Capture and Display Logger in UI

Hi,

I’m building a PDF to Word conversion app with pdf2docx (pdf2docx · PyPI)

When the conversion happens, some logs are generated (in my terminal console):

[INFO] Start to convert <tempfile._TemporaryFileWrapper object at 0x0000024B80A0E910>
[INFO] [1/4] Opening document...
[INFO] [2/4] Analyzing document...
[INFO] [3/4] Parsing pages...
[INFO] (1/23) Page 1
[INFO] (2/23) Page 2
...
[INFO] (22/23) Page 22
[INFO] (23/23) Page 23
[INFO] [4/4] Creating pages...
[INFO] (1/23) Page 1
[INFO] (2/23) Page 2
...
[INFO] (22/23) Page 22
[INFO] (23/23) Page 23
[INFO] Terminated in 6.74s.

I want to display this information to the user when the script is running:

conversion

Here the corresponding (simplified) code:

import streamlit as st
import tempfile

from io import BytesIO
from pdf2docx import Converter

uploaded_file = st.file_uploader("Choose a PDF file",
                                 type="pdf")

if uploaded_file:
    with st.spinner("Converting the document (the duration depends on the number of pages... 1 page ≈ 1 second)"):

        filename = uploaded_file.name

        temp_file = tempfile.NamedTemporaryFile(delete=False)
        temp_file.write(uploaded_file.getvalue())
        temp_file.close()

        cv = Converter(temp_file)

        docx_stream = BytesIO()
        cv.convert(docx_stream, start=0, end=None)
        cv.close()

        docx_stream.seek(0)

        st.download_button(label="📥 Click to download your Word document!",
                           data=docx_stream,
                           file_name=filename[:-4] + ".docx",
                           mime="application/vnd.openxmlformats-officedocument.wordprocessingml.document")

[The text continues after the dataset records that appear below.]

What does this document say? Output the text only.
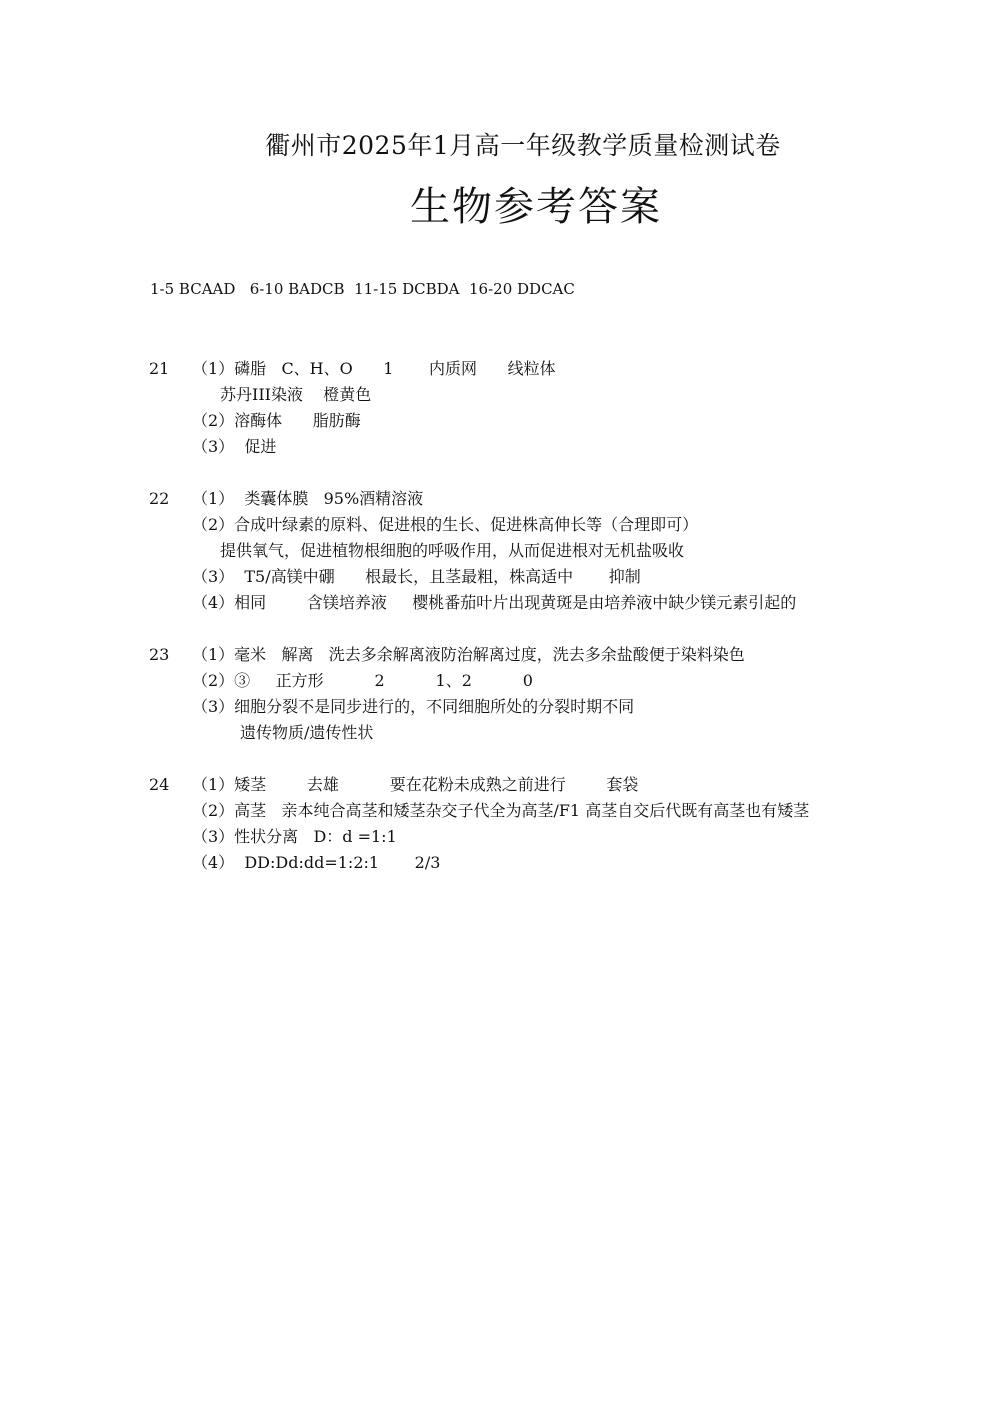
衢州市2025年1月高一年级教学质量检测试卷
生物参考答案
1-5 BCAAD   6-10 BADCB  11-15 DCBDA  16-20 DDCAC
21 （1）磷脂   C、H、O      1       内质网      线粒体
苏丹III染液    橙黄色
（2）溶酶体      脂肪酶
（3）  促进
22 （1）  类囊体膜   95%酒精溶液
（2）合成叶绿素的原料、促进根的生长、促进株高伸长等（合理即可）
提供氧气，促进植物根细胞的呼吸作用，从而促进根对无机盐吸收
（3）  T5/高镁中硼      根最长，且茎最粗，株高适中       抑制
（4）相同        含镁培养液     樱桃番茄叶片出现黄斑是由培养液中缺少镁元素引起的
23 （1）毫米   解离   洗去多余解离液防治解离过度，洗去多余盐酸便于染料染色
（2）③     正方形          2          1、2          0
（3）细胞分裂不是同步进行的，不同细胞所处的分裂时期不同
遗传物质/遗传性状
24 （1）矮茎        去雄          要在花粉未成熟之前进行        套袋
（2）高茎   亲本纯合高茎和矮茎杂交子代全为高茎/F1 高茎自交后代既有高茎也有矮茎
（3）性状分离   D：d =1:1
（4）  DD:Dd:dd=1:2:1       2/3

Is there any way to capture and display these logs when st.spinner is looping?
Thanks :pray:

Edit: adding @snehankekre as I saw this thread but I was not able to use it properly

1 Like

Hey @pierrelouisbescond :wave:

We can make some modifications to the code from the linked thread to capture the logs from pdf2docx and show them in the app + clear them after the conversion is complete.

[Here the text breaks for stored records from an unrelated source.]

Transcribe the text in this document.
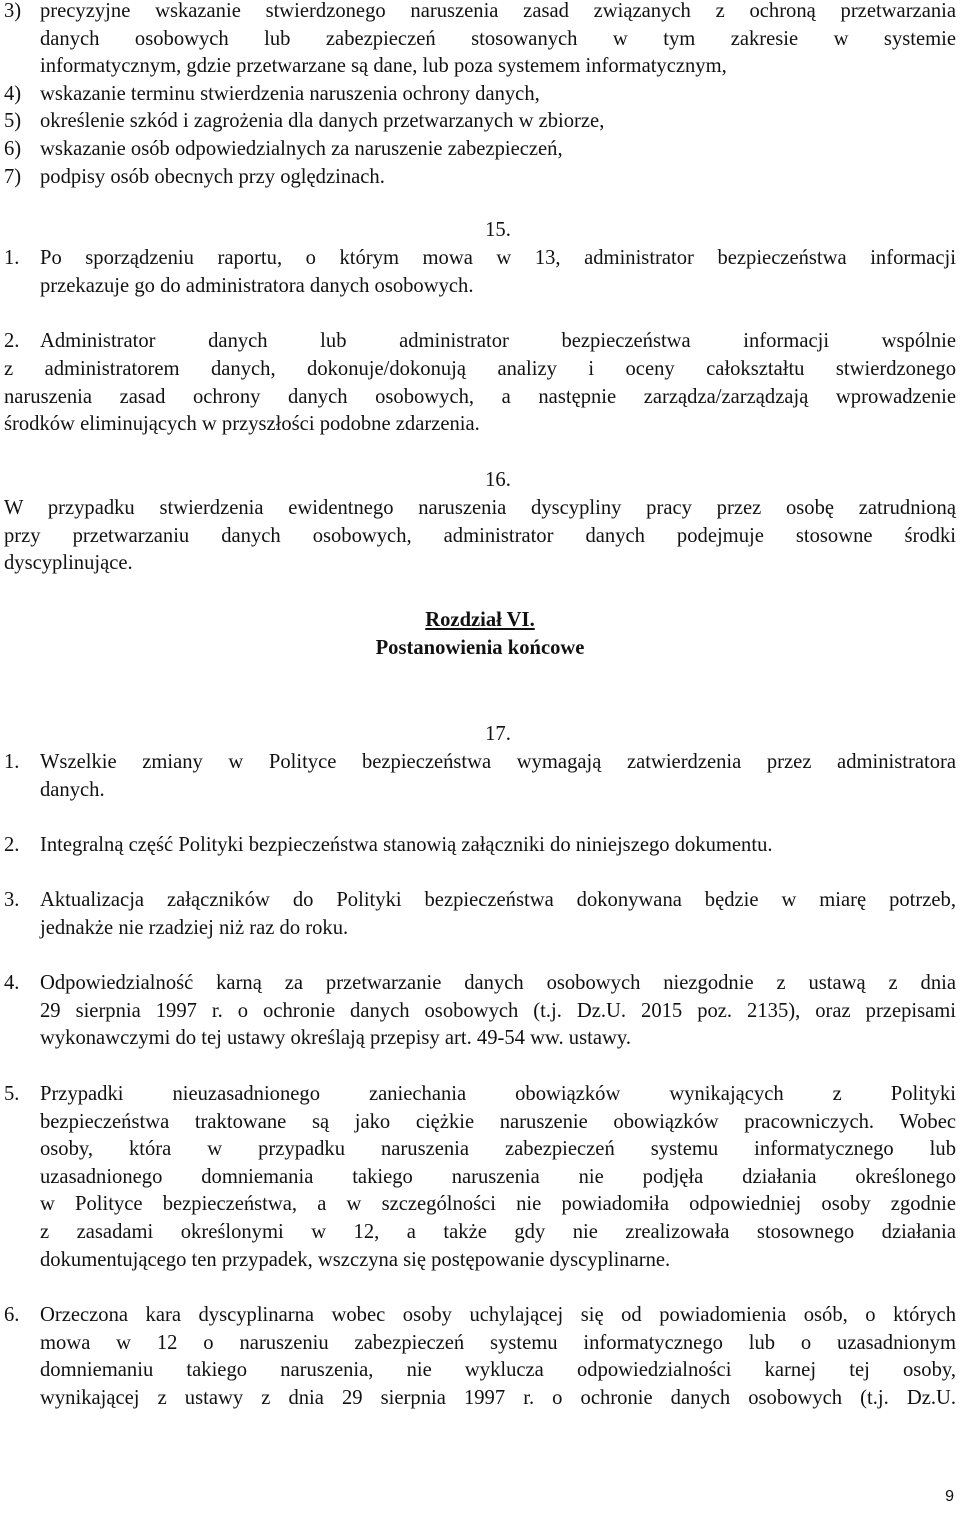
3) precyzyjne wskazanie stwierdzonego naruszenia zasad związanych z ochroną przetwarzania
danych osobowych lub zabezpieczeń stosowanych w tym zakresie w systemie
informatycznym, gdzie przetwarzane są dane, lub poza systemem informatycznym,
4) wskazanie terminu stwierdzenia naruszenia ochrony danych,
5) określenie szkód i zagrożenia dla danych przetwarzanych w zbiorze,
6) wskazanie osób odpowiedzialnych za naruszenie zabezpieczeń,
7) podpisy osób obecnych przy oględzinach.
15.
1. Po sporządzeniu raportu, o którym mowa w 13, administrator bezpieczeństwa informacji
przekazuje go do administratora danych osobowych.
2. Administrator danych lub administrator bezpieczeństwa informacji wspólnie
z administratorem danych, dokonuje/dokonują analizy i oceny całokształtu stwierdzonego
naruszenia zasad ochrony danych osobowych, a następnie zarządza/zarządzają wprowadzenie
środków eliminujących w przyszłości podobne zdarzenia.
16.
W przypadku stwierdzenia ewidentnego naruszenia dyscypliny pracy przez osobę zatrudnioną
przy przetwarzaniu danych osobowych, administrator danych podejmuje stosowne środki
dyscyplinujące.
Rozdział VI.
Postanowienia końcowe
17.
1. Wszelkie zmiany w Polityce bezpieczeństwa wymagają zatwierdzenia przez administratora
danych.
2. Integralną część Polityki bezpieczeństwa stanowią załączniki do niniejszego dokumentu.
3. Aktualizacja załączników do Polityki bezpieczeństwa dokonywana będzie w miarę potrzeb,
jednakże nie rzadziej niż raz do roku.
4. Odpowiedzialność karną za przetwarzanie danych osobowych niezgodnie z ustawą z dnia
29 sierpnia 1997 r. o ochronie danych osobowych (t.j. Dz.U. 2015 poz. 2135), oraz przepisami
wykonawczymi do tej ustawy określają przepisy art. 49-54 ww. ustawy.
5. Przypadki nieuzasadnionego zaniechania obowiązków wynikających z Polityki
bezpieczeństwa traktowane są jako ciężkie naruszenie obowiązków pracowniczych. Wobec
osoby, która w przypadku naruszenia zabezpieczeń systemu informatycznego lub
uzasadnionego domniemania takiego naruszenia nie podjęła działania określonego
w Polityce bezpieczeństwa, a w szczególności nie powiadomiła odpowiedniej osoby zgodnie
z zasadami określonymi w 12, a także gdy nie zrealizowała stosownego działania
dokumentującego ten przypadek, wszczyna się postępowanie dyscyplinarne.
6. Orzeczona kara dyscyplinarna wobec osoby uchylającej się od powiadomienia osób, o których
mowa w 12 o naruszeniu zabezpieczeń systemu informatycznego lub o uzasadnionym
domniemaniu takiego naruszenia, nie wyklucza odpowiedzialności karnej tej osoby,
wynikającej z ustawy z dnia 29 sierpnia 1997 r. o ochronie danych osobowych (t.j. Dz.U.
9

The pdf2docx library initializes its logger with logging.basicConfig at the module level, which means that all logging messages from this module are processed by the root logger. So we should attach the custom handler to the root logger.

import logging
import re
import tempfile
from io import BytesIO

from pdf2docx import Converter

import streamlit as st


class StreamlitLogHandler(logging.Handler):
    # Initializes a custom log handler with a Streamlit container for displaying logs
    def __init__(self, container):
        super().__init__()
        # Store the Streamlit container for log output
        self.container = container
        self.ansi_escape = re.compile(r'\x1B(?:[@-Z\\-_]|\[[0-?]*[ -/]*[@-~])') # Regex to remove ANSI codes
        self.log_area = self.container.empty() # Prepare an empty conatiner for log output

    def emit(self, record):
        msg = self.format(record)
        clean_msg = self.ansi_escape.sub('', msg)  # Strip ANSI codes
        self.log_area.markdown(clean_msg)

    def clear_logs(self):
        self.log_area.empty()  # Clear previous logs

# Set up logging to capture all info level logs from the root logger
def setup_logging():
    root_logger = logging.getLogger() # Get the root logger
    log_container = st.container() # Create a container within which we display logs
    handler = StreamlitLogHandler(log_container)
    handler.setLevel(logging.INFO)
    root_logger.addHandler(handler)
    return handler

uploaded_file = st.file_uploader("Choose a PDF file", type="pdf")

if uploaded_file:
    handler = setup_logging()  # Set up logging with container
    with st.spinner("Converting the document..."):
        filename = uploaded_file.name

        temp_file = tempfile.NamedTemporaryFile(delete=False)
        temp_file.write(uploaded_file.getvalue())
        temp_file.close()

        cv = Converter(temp_file.name)

        docx_stream = BytesIO()
        cv.convert(docx_stream, start=0, end=None)
        cv.close()

        docx_stream.seek(0)

        st.download_button("📥 Click to download your Word document!",
                           data=docx_stream,
                           file_name=filename[:-4] + ".docx",
                           mime="application/vnd.openxmlformats-officedocument.wordprocessingml.document")
        
        handler.clear_logs()  # Clear logs after conversion

pdf-log

2 Likes

Awesome, thanks a lot @snehankekre :pray::pray::pray:

I hope this snippet will be useful for other Streamliters :rocket:

1 Like

One additional question @snehankekre: sometimes, the pdf2docxlibrary sends back some warnings:

Exemple with this document: DataScientest - Data Analyst.pdf - Google Drive

[INFO] (6/26) Page 6
[ERROR] Ignore page 6 due to making page error: requested span not rectangular
[INFO] (7/26) Page 7

Could we keep these ones displayed? (or all INFO/WARNING logs if necessary)

This topic was automatically closed 2 days after the last reply. New replies are no longer allowed.